Could this promise of medicine at hand also hide a frantic search for profitability on the part of certain private groups? In any case, this is what several doctors we contacted testify to. They work or have worked for teleconsultation platforms. “Basically, it’s 5 minutes per consultation. The doctors go quickly to the essentials, they prescribe something quickly. They don’t even try to make a diagnosis”, says a general practitioner. Others denounce their low share of remuneration and the need to multiply appointments to be better paid. “When you do consultations for 10 euros, if you want to earn a living, you understand that it is not possible”deplores another practitioner.

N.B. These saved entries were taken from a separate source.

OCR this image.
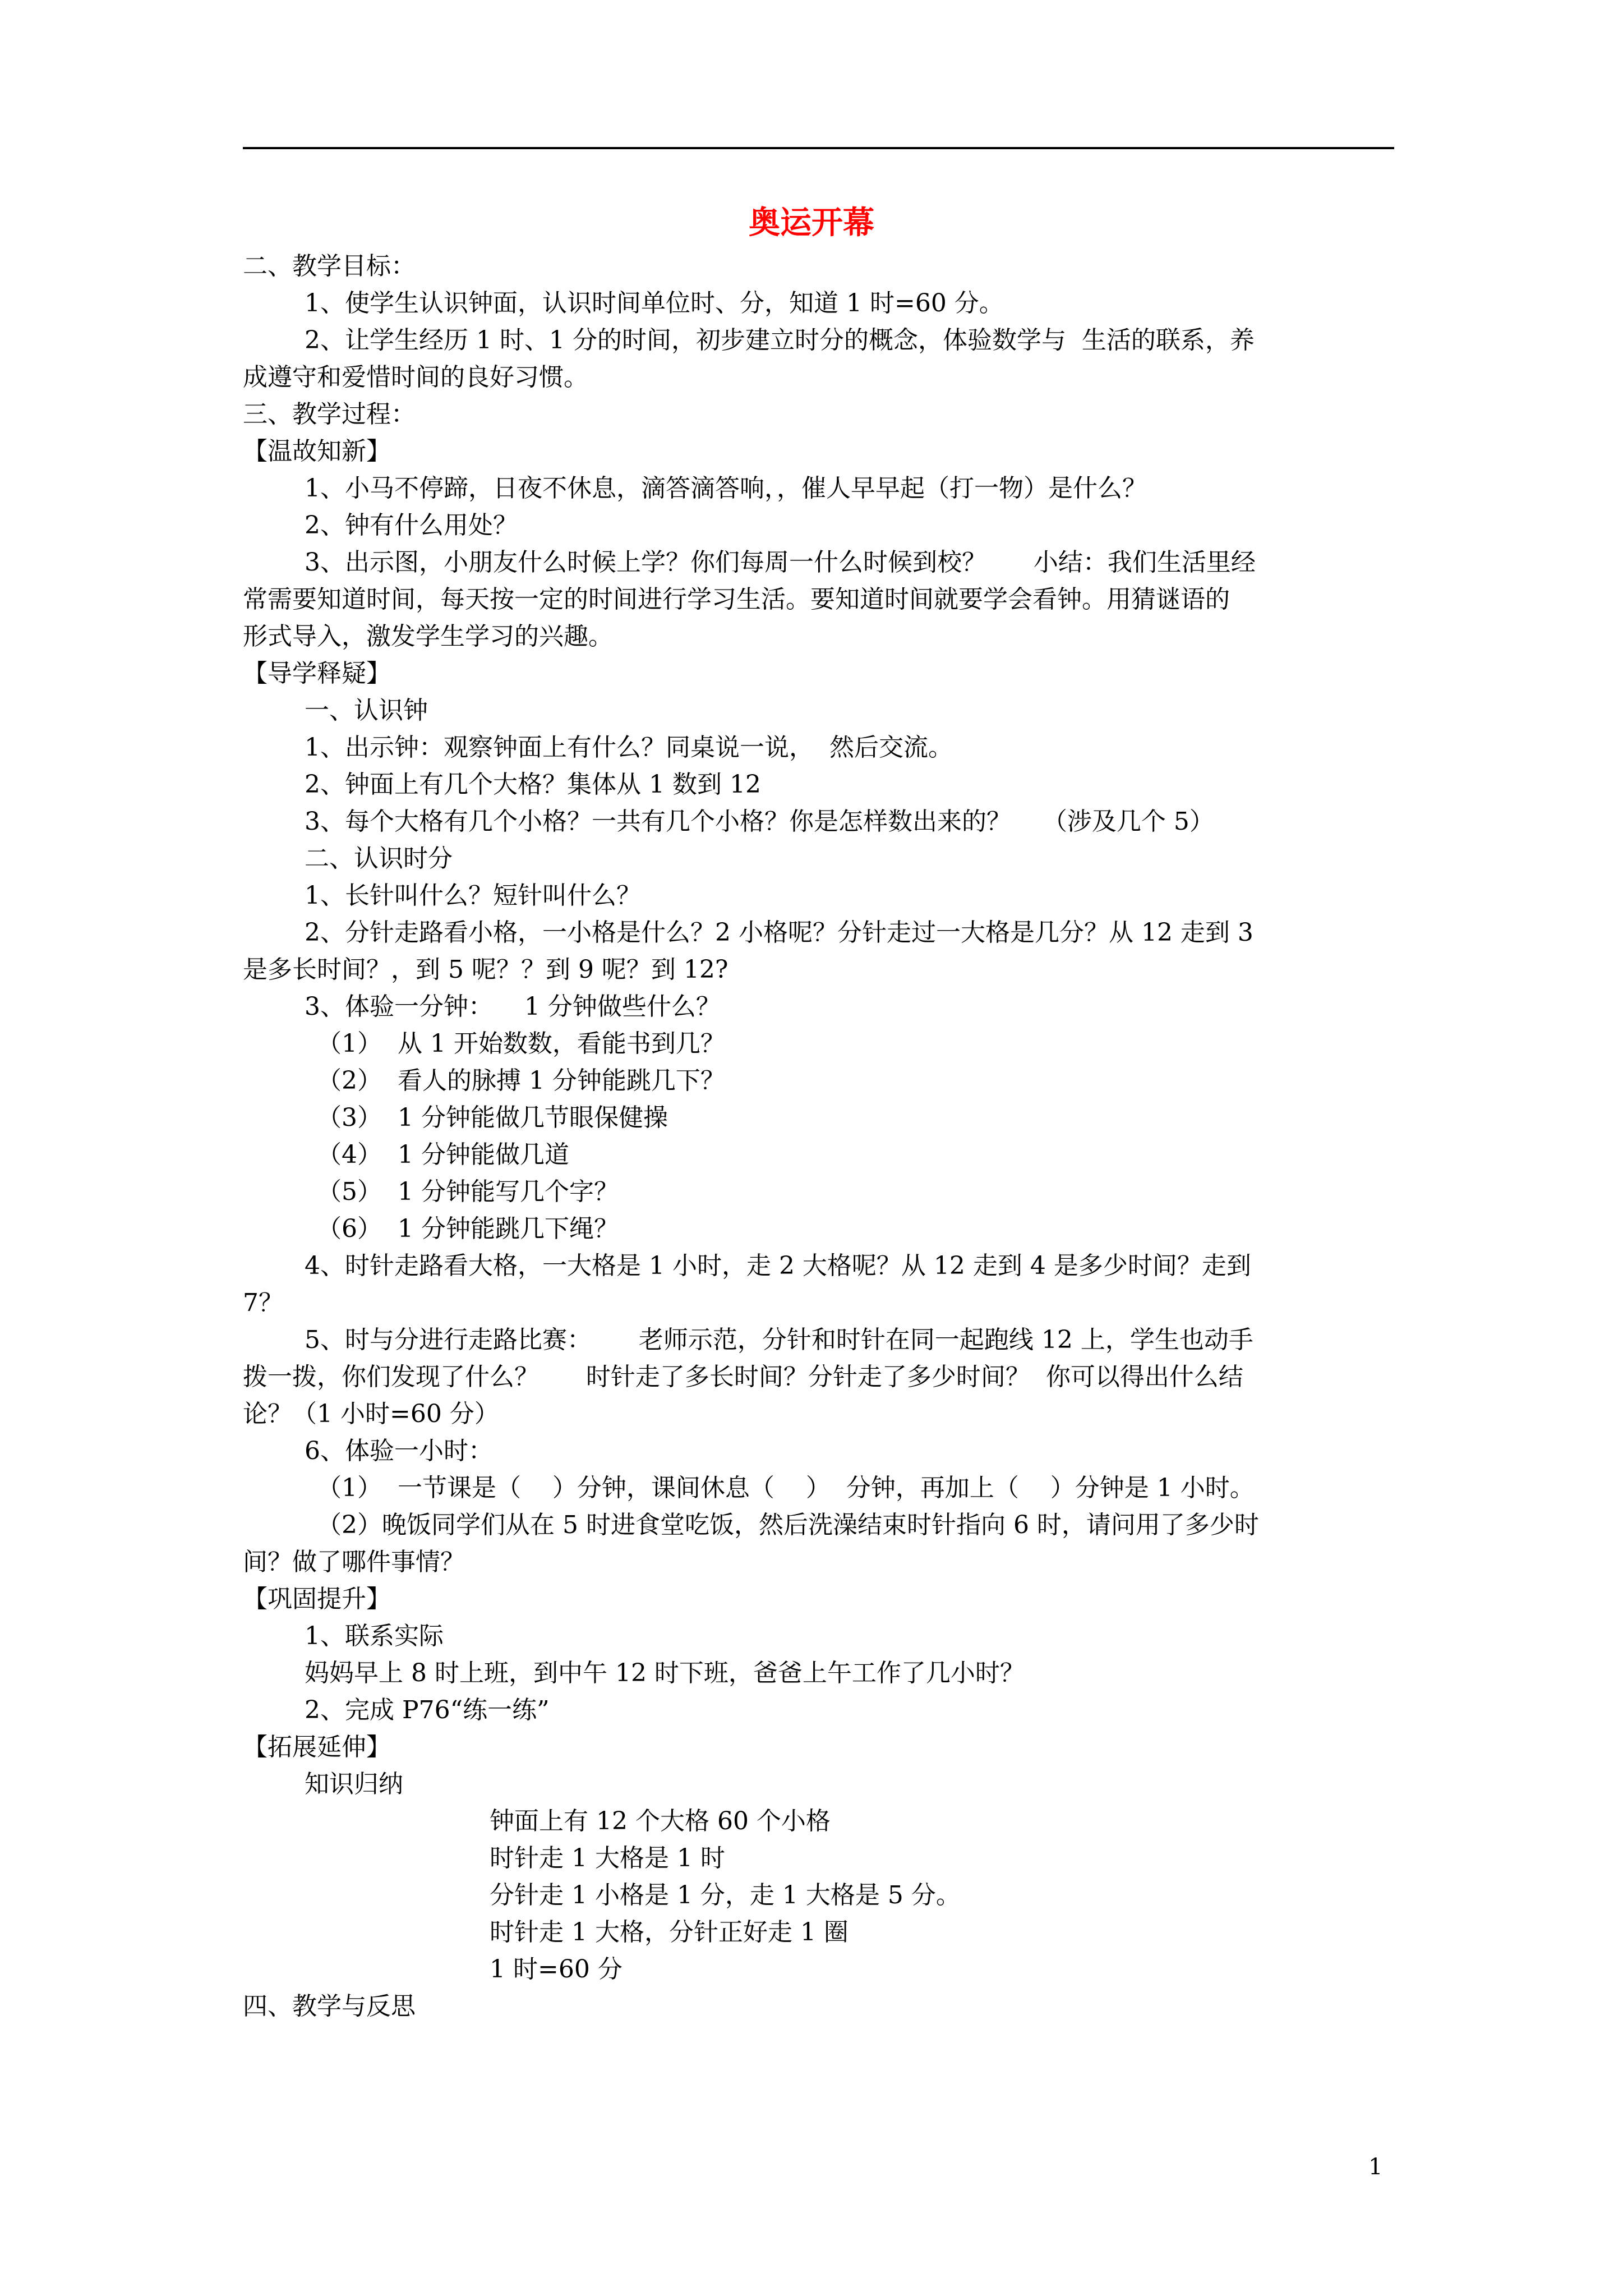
奥运开幕

二、教学目标：

1、使学生认识钟面，认识时间单位时、分，知道 1 时=60 分。

2、让学生经历 1 时、1 分的时间，初步建立时分的概念，体验数学与  生活的联系，养

成遵守和爱惜时间的良好习惯。

三、教学过程：

【温故知新】

1、小马不停蹄，日夜不休息，滴答滴答响，，催人早早起（打一物）是什么？

2、钟有什么用处？

3、出示图，小朋友什么时候上学？你们每周一什么时候到校？      小结：我们生活里经

常需要知道时间，每天按一定的时间进行学习生活。要知道时间就要学会看钟。用猜谜语的

形式导入，激发学生学习的兴趣。

【导学释疑】

一、认识钟

1、出示钟：观察钟面上有什么？同桌说一说，  然后交流。

2、钟面上有几个大格？集体从 1 数到 12

3、每个大格有几个小格？一共有几个小格？你是怎样数出来的？    （涉及几个 5）

二、认识时分

1、长针叫什么？短针叫什么？

2、分针走路看小格，一小格是什么？2 小格呢？分针走过一大格是几分？从 12 走到 3

是多长时间？，到 5 呢？？到 9 呢？到 12?

3、体验一分钟：    1 分钟做些什么？

（1）  从 1 开始数数，看能书到几？

（2）  看人的脉搏 1 分钟能跳几下？

（3）  1 分钟能做几节眼保健操

（4）  1 分钟能做几道

（5）  1 分钟能写几个字？

（6）  1 分钟能跳几下绳？

4、时针走路看大格，一大格是 1 小时，走 2 大格呢？从 12 走到 4 是多少时间？走到

7？

5、时与分进行走路比赛：      老师示范，分针和时针在同一起跑线 12 上，学生也动手

拨一拨，你们发现了什么？      时针走了多长时间？分针走了多少时间？  你可以得出什么结

论？（1 小时=60 分）

6、体验一小时：

（1）  一节课是（    ）分钟，课间休息（    ）  分钟，再加上（    ）分钟是 1 小时。

（2）晚饭同学们从在 5 时进食堂吃饭，然后洗澡结束时针指向 6 时，请问用了多少时

间？做了哪件事情？

【巩固提升】

1、联系实际

妈妈早上 8 时上班，到中午 12 时下班，爸爸上午工作了几小时？

2、完成 P76“练一练”

【拓展延伸】

知识归纳

钟面上有 12 个大格 60 个小格

时针走 1 大格是 1 时

分针走 1 小格是 1 分，走 1 大格是 5 分。

时针走 1 大格，分针正好走 1 圈

1 时=60 分

四、教学与反思

1
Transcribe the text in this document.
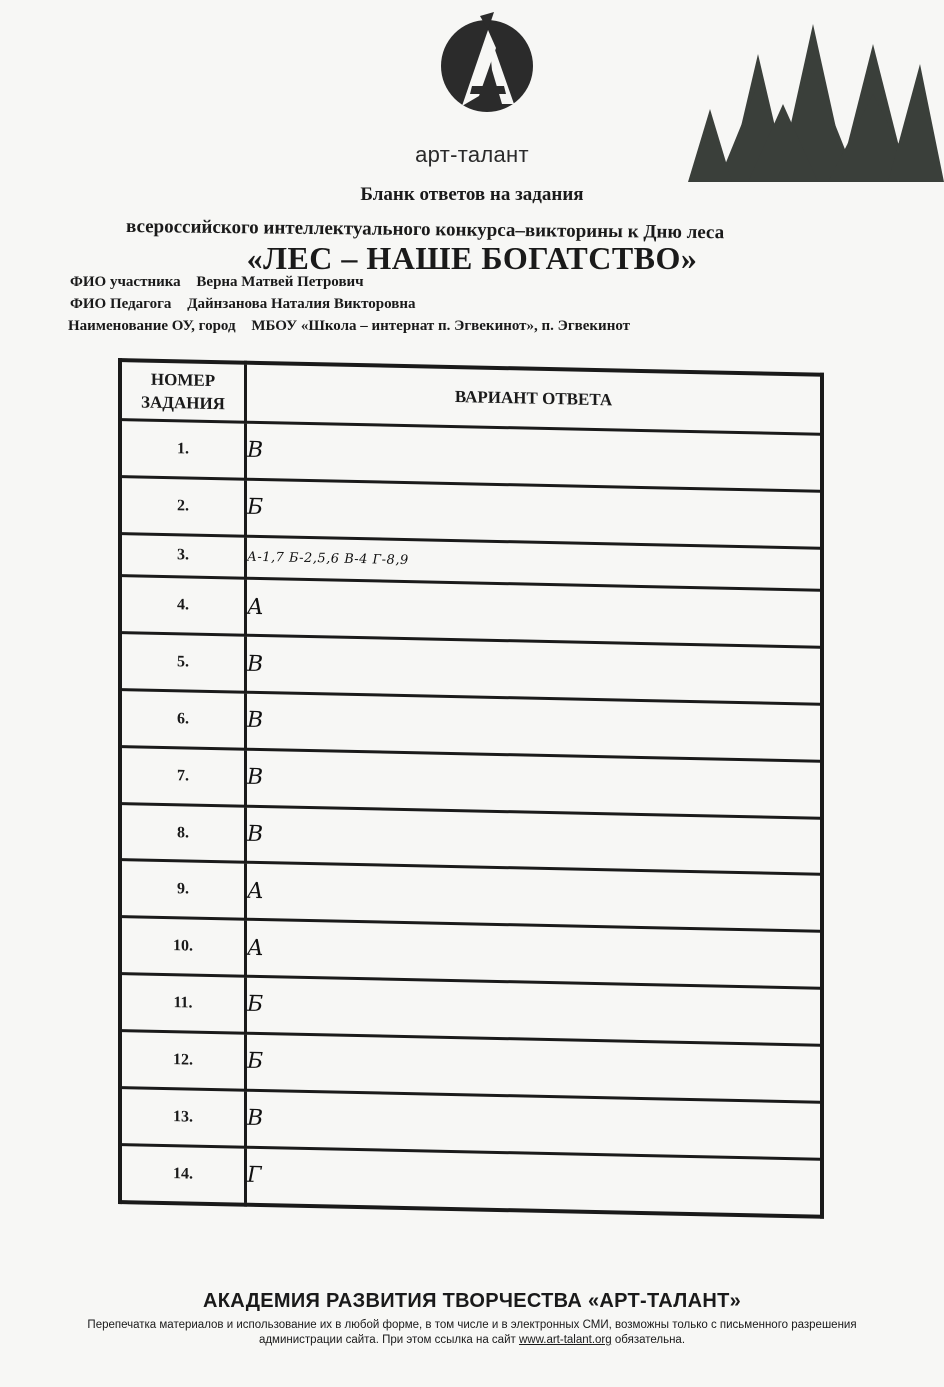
арт-талант
Бланк ответов на задания
всероссийского интеллектуального конкурса–викторины к Дню леса
«ЛЕС – НАШЕ БОГАТСТВО»
ФИО участника Верна Матвей Петрович
ФИО Педагога Дайнзанова Наталия Викторовна
Наименование ОУ, город МБОУ «Школа – интернат п. Эгвекинот», п. Эгвекинот
НОМЕР
ЗАДАНИЯ	ВАРИАНТ ОТВЕТА
1.	В
2.	Б
3.	А-1,7 Б-2,5,6 В-4 Г-8,9
4.	А
5.	В
6.	В
7.	В
8.	В
9.	А
10.	А
11.	Б
12.	Б
13.	В
14.	Г
АКАДЕМИЯ РАЗВИТИЯ ТВОРЧЕСТВА «АРТ-ТАЛАНТ»
Перепечатка материалов и использование их в любой форме, в том числе и в электронных СМИ, возможны только с письменного разрешения администрации сайта. При этом ссылка на сайт www.art-talant.org обязательна.
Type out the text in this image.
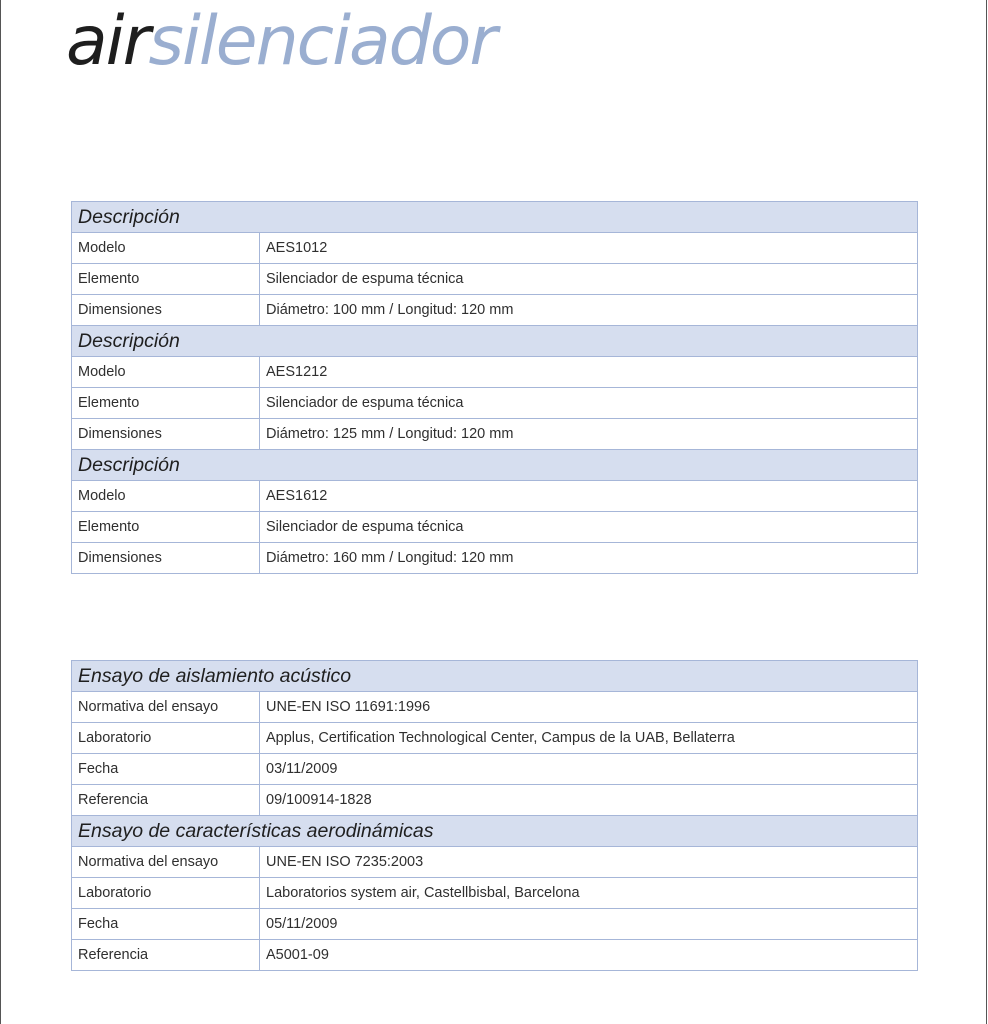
airsilenciador
Descripción	
Modelo	AES1012
Elemento	Silenciador de espuma técnica
Dimensiones	Diámetro: 100 mm / Longitud: 120 mm
Descripción	
Modelo	AES1212
Elemento	Silenciador de espuma técnica
Dimensiones	Diámetro: 125 mm / Longitud: 120 mm
Descripción	
Modelo	AES1612
Elemento	Silenciador de espuma técnica
Dimensiones	Diámetro: 160 mm / Longitud: 120 mm
Ensayo de aislamiento acústico	
Normativa del ensayo	UNE-EN ISO 11691:1996
Laboratorio	Applus, Certification Technological Center, Campus de la UAB, Bellaterra
Fecha	03/11/2009
Referencia	09/100914-1828
Ensayo de características aerodinámicas	
Normativa del ensayo	UNE-EN ISO 7235:2003
Laboratorio	Laboratorios system air, Castellbisbal, Barcelona
Fecha	05/11/2009
Referencia	A5001-09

There is no drift or abuse
Nathaniel Bern, co-founder of Medadom
Some platforms do not hide their commercial strategy. We obtained a recruitment letter for a salaried doctor position. Future recruits are encouraged to take care of their productivity. It is written there: “on the basis of 20 hours of teleconsultation per week, you will receive 3000 euros gross monthly (…) To your fixed salary is added your variable salary: 40 percent gross of turnover”. Further on we can read: “Keep in mind that the more patients you see, the more your turnover increases.” This letter bears the signature of an employee of the Medadom platform. A French start-up among the most important in the sector. Contacted, the company did not wish to comment on this recruitment offer but by videoconference, one of its founders denied pushing doctors to increase their rates. “There is no drift or abusedefends Nathaniel Bern, co-founder of Medadom. That the doctor is remunerated, as in the liberal environment, according to the number of patients he will see, this is the classic remuneration model for a doctor. There will always be those who resist change.” Asked about the brevity of the appointments, Medadom also specifies:“consultation time is almost exclusively purely medical time. Indeed, all the administrative part, the taking of constants and the sharing of documents can be done upstream of the teleconsultation.” An argument that struggles to convince the order of doctors. According to the institution, these new practices could lead to the commodification of care acts. “I see it with a bad eyedeplores Dr. René-Pierre Labarrière, general practitioner and president of the professional exercise section of the order of physicians. I see this as the beginning of a production medicine that is unequal and dangerous. We’re on fast-food medicine.” Today, according to the law, doctors cannot devote more than 20% of their activity to teleconsultation. A threshold that the platforms would like to raise.
Among our sources (non-exhaustive list):
Study on the development of teleconsultations, DREES, Ministry of Health. December 2022.